WormBase

Return to Caltech documentation

1 Search frequency
2 Search according to SVM classification
3 Search Categories
4 Search Filters
5 File Format - File Name
6 File Format - Sentence Format
7 Sentence File Location
8 Mapping Files Location
9 Updates to form code
10 Form Documentation
11 Feedback on Form - C. elegans
12 Feedback on Form - dictyBase
13 Feedback on Form - TAIR
14 Archived Info - Old script explanation - Juancarlos
15 Archived Info - Old Curation Form

Search frequency

Whenever WB SVM is performed

Search according to SVM classification

Search all predicted positives (low, medium, high) of Other_expr pattern SVM

Search Categories

Four categories:
- localization_cell_components_2011-02-11
- protein_celegans
- localization_verbs_082208
- localization_experimental_082208

Search Filters

Remove all sentences with a Textpresso sentence score of 30 or higher.
Other filtering steps may be introduced in the future (e.g., specific proteins like DAF-16 or sentences that also contain words like mutant or RNAi).

File Format - File Name

Date Script was Run_MOD_Type of Textpresso Search

For example: 20130801_WB_ccc

File Format - Sentence Format

SSC:7 PMID:23263989:references:276 ZFP-1 chromosomes 771 FIG 4 <protein_celegans>ZFP-1</protein_celegans> : : <localization_experimental_082208>GFP</localization_experimental_082208> <localization_verbs_082208>localizes</localization_verbs_082208> to <localization_cell_components_2011-02-11>chromosomes</localization_cell_components_2011-02-11> in maturing oocytes and is <localization_experimental_082208>widely</localization_experimental_082208> <localization_verbs_082208>expressed</localization_verbs_082208> 772 at all developmental <localization_experimental_082208>stages</localization_experimental_082208> .

Sentence File Location

On textpresso-dev:
- http://textpresso-dev.caltech.edu/ccc_results/celegans/

On mangolassi:

/home/acedb/kimberly/ccc/ccc_source/worm

On tazendra (when live):

/home/azurebrd/public_html/cgi_bin/forms/ccc/source/worm - this has changed.

Same as above?

Mapping Files Location

PMID to MOD Accession: http://textpresso-dev.caltech.edu/ccc_results/accession
- This file maps PubMed identifiers to MOD paper IDs.

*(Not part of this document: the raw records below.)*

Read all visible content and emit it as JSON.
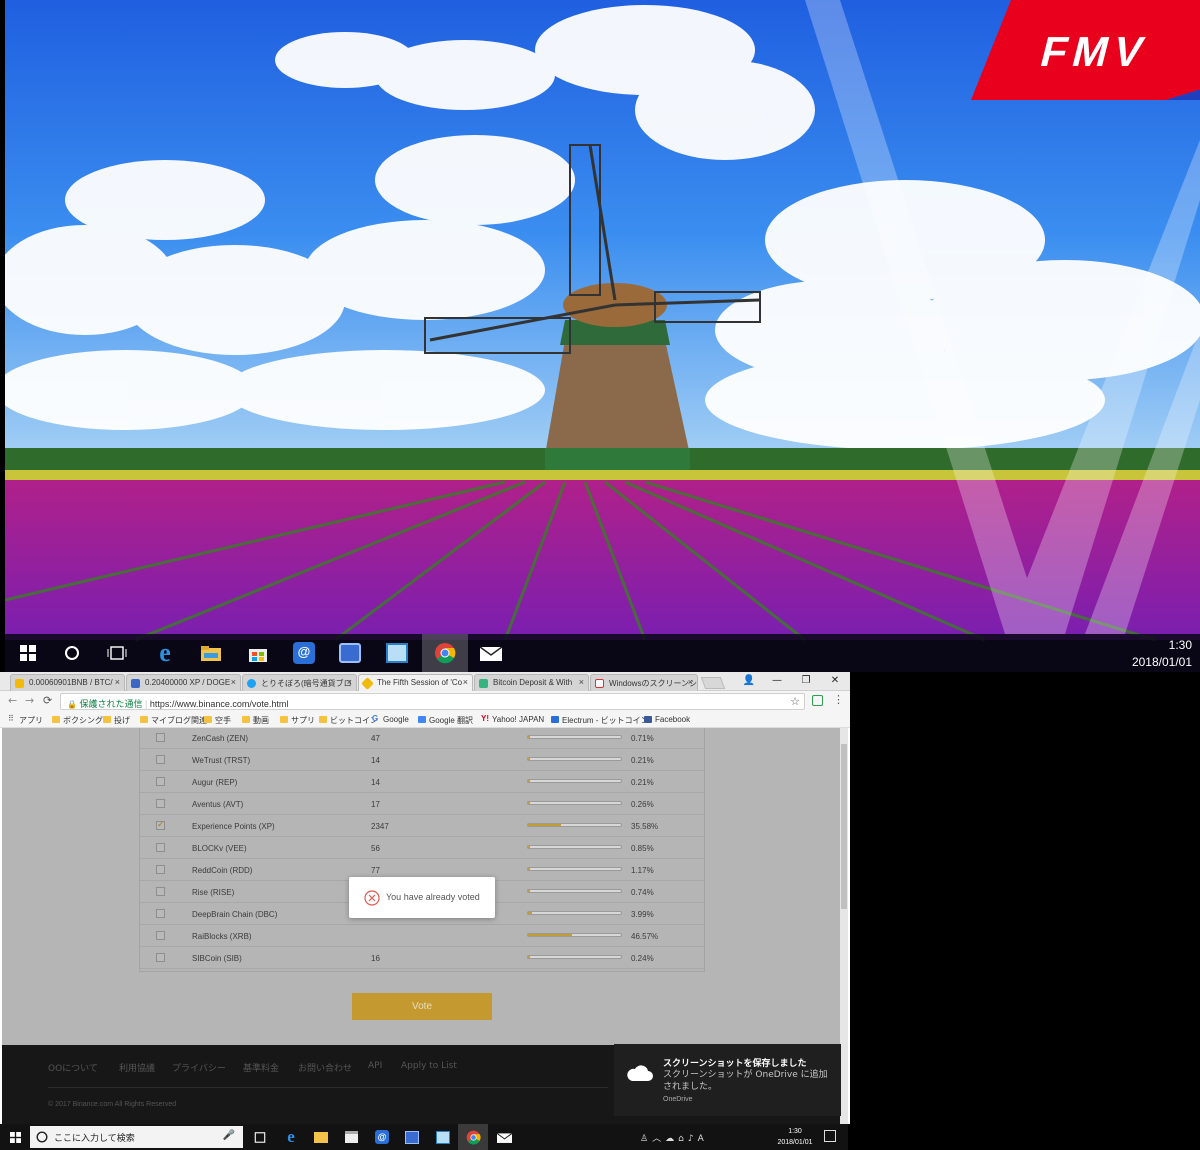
{
  "desktop": {
    "brand_logo": "FMV",
    "taskbar": {
      "icons": [
        "start-icon",
        "cortana-icon",
        "task-view-icon",
        "edge-icon",
        "file-explorer-icon",
        "store-icon",
        "at-menu-icon",
        "control-panel-icon",
        "window-app-icon",
        "chrome-icon",
        "mail-icon"
      ],
      "active_icon": "chrome-icon",
      "time": "1:30",
      "date": "2018/01/01"
    }
  },
  "browser": {
    "tabs": [
      {
        "title": "0.00060901BNB / BTC/",
        "active": false
      },
      {
        "title": "0.20400000 XP / DOGE",
        "active": false
      },
      {
        "title": "とりそぼろ(暗号通貨ブロ",
        "active": false
      },
      {
        "title": "The Fifth Session of 'Co",
        "active": true
      },
      {
        "title": "Bitcoin Deposit & With",
        "active": false
      },
      {
        "title": "Windowsのスクリーンショ",
        "active": false
      }
    ],
    "window_controls": {
      "profile": "👤",
      "minimize": "—",
      "restore": "❐",
      "close": "✕"
    },
    "nav": {
      "back": "←",
      "forward": "→",
      "reload": "⟳"
    },
    "address": {
      "secure_label": "保護された通信",
      "url": "https://www.binance.com/vote.html",
      "star": "☆"
    },
    "bookmarks": [
      {
        "label": "アプリ",
        "type": "apps"
      },
      {
        "label": "ボクシング",
        "type": "folder"
      },
      {
        "label": "投げ",
        "type": "folder"
      },
      {
        "label": "マイブログ関連",
        "type": "folder"
      },
      {
        "label": "空手",
        "type": "folder"
      },
      {
        "label": "動画",
        "type": "folder"
      },
      {
        "label": "サプリ",
        "type": "folder"
      },
      {
        "label": "ビットコイン",
        "type": "folder"
      },
      {
        "label": "Google",
        "type": "google"
      },
      {
        "label": "Google 翻訳",
        "type": "translate"
      },
      {
        "label": "Yahoo! JAPAN",
        "type": "yahoo"
      },
      {
        "label": "Electrum - ビットコイン",
        "type": "electrum"
      },
      {
        "label": "Facebook",
        "type": "facebook"
      }
    ]
  },
  "vote": {
    "rows": [
      {
        "name": "ZenCash (ZEN)",
        "votes": "47",
        "percent": "0.71%",
        "ratio": 0.0071,
        "checked": false
      },
      {
        "name": "WeTrust (TRST)",
        "votes": "14",
        "percent": "0.21%",
        "ratio": 0.0021,
        "checked": false
      },
      {
        "name": "Augur (REP)",
        "votes": "14",
        "percent": "0.21%",
        "ratio": 0.0021,
        "checked": false
      },
      {
        "name": "Aventus (AVT)",
        "votes": "17",
        "percent": "0.26%",
        "ratio": 0.0026,
        "checked": false
      },
      {
        "name": "Experience Points (XP)",
        "votes": "2347",
        "percent": "35.58%",
        "ratio": 0.3558,
        "checked": true
      },
      {
        "name": "BLOCKv (VEE)",
        "votes": "56",
        "percent": "0.85%",
        "ratio": 0.0085,
        "checked": false
      },
      {
        "name": "ReddCoin (RDD)",
        "votes": "77",
        "percent": "1.17%",
        "ratio": 0.0117,
        "checked": false
      },
      {
        "name": "Rise (RISE)",
        "votes": "49",
        "percent": "0.74%",
        "ratio": 0.0074,
        "checked": false
      },
      {
        "name": "DeepBrain Chain (DBC)",
        "votes": "",
        "percent": "3.99%",
        "ratio": 0.0399,
        "checked": false
      },
      {
        "name": "RaiBlocks (XRB)",
        "votes": "",
        "percent": "46.57%",
        "ratio": 0.4657,
        "checked": false
      },
      {
        "name": "SIBCoin (SIB)",
        "votes": "16",
        "percent": "0.24%",
        "ratio": 0.0024,
        "checked": false
      }
    ],
    "toast_message": "You have already voted",
    "vote_button": "Vote",
    "accent_color": "#c49a30"
  },
  "footer": {
    "links": [
      "OOについて",
      "利用協議",
      "プライバシー",
      "基準料金",
      "お問い合わせ",
      "API",
      "Apply to List"
    ],
    "copyright": "© 2017 Binance.com All Rights Reserved"
  },
  "notification": {
    "title": "スクリーンショットを保存しました",
    "body": "スクリーンショットが OneDrive に追加されました。",
    "source": "OneDrive"
  },
  "taskbar2": {
    "search_placeholder": "ここに入力して検索",
    "time": "1:30",
    "date": "2018/01/01",
    "tray_icons": [
      "people-icon",
      "chevron-up-icon",
      "onedrive-icon",
      "network-icon",
      "volume-icon",
      "ime-icon",
      "action-center-icon"
    ]
  }
}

A script will run with ccc scripts every time to generate this universal mapping file to use.

gpi files: /home/azurebrd/public_html/cgi-bin/forms/ccc/scripts
- The gpi files map MOD protein names, to MOD and UniProtKB identifiers.
- Current WB gpi file is named ws234_gpi.

Updates to form code

In script: /home/azurebrd/public_html/cgi-bin/forms/ccc/scripts/populate_ccc_pg_indices.pl

Update name of worm gpi file
- Script currently expects: $gpi_files{'worm'} = 'ws234_gpi';
- Note that this will be changed so that the script will always look for a file entitled WB_gpi

In ccc.cgi (located here: /home/azurebrd/public_html/cgi-bin/forms/ccc):

When the curation form is made live, Userid for sending annotations to Protein2GO needs to be updated to remove "test:" and replace this with "production:"
- From my notes: will need to change line 338 in code to remove test prefix from userid for protein2go
- push @ptgoFields, "userid=test:$ptgoUser";

Form Documentation

User Guide for Curators

Detailed Documentation of Form and Scripts

CCC Workflow

Feedback on Form - C. elegans

Examples for color coding and underlining in curation form:

In this first case, the brown category (CCC_TAIR) contains, within its tags, another category localization_experimental_082208. When this happens, we wanted to underline the term or phrase that was contained within both markups, but we can keep the color brown. So, protein complex would be brown but protein would also be underlined.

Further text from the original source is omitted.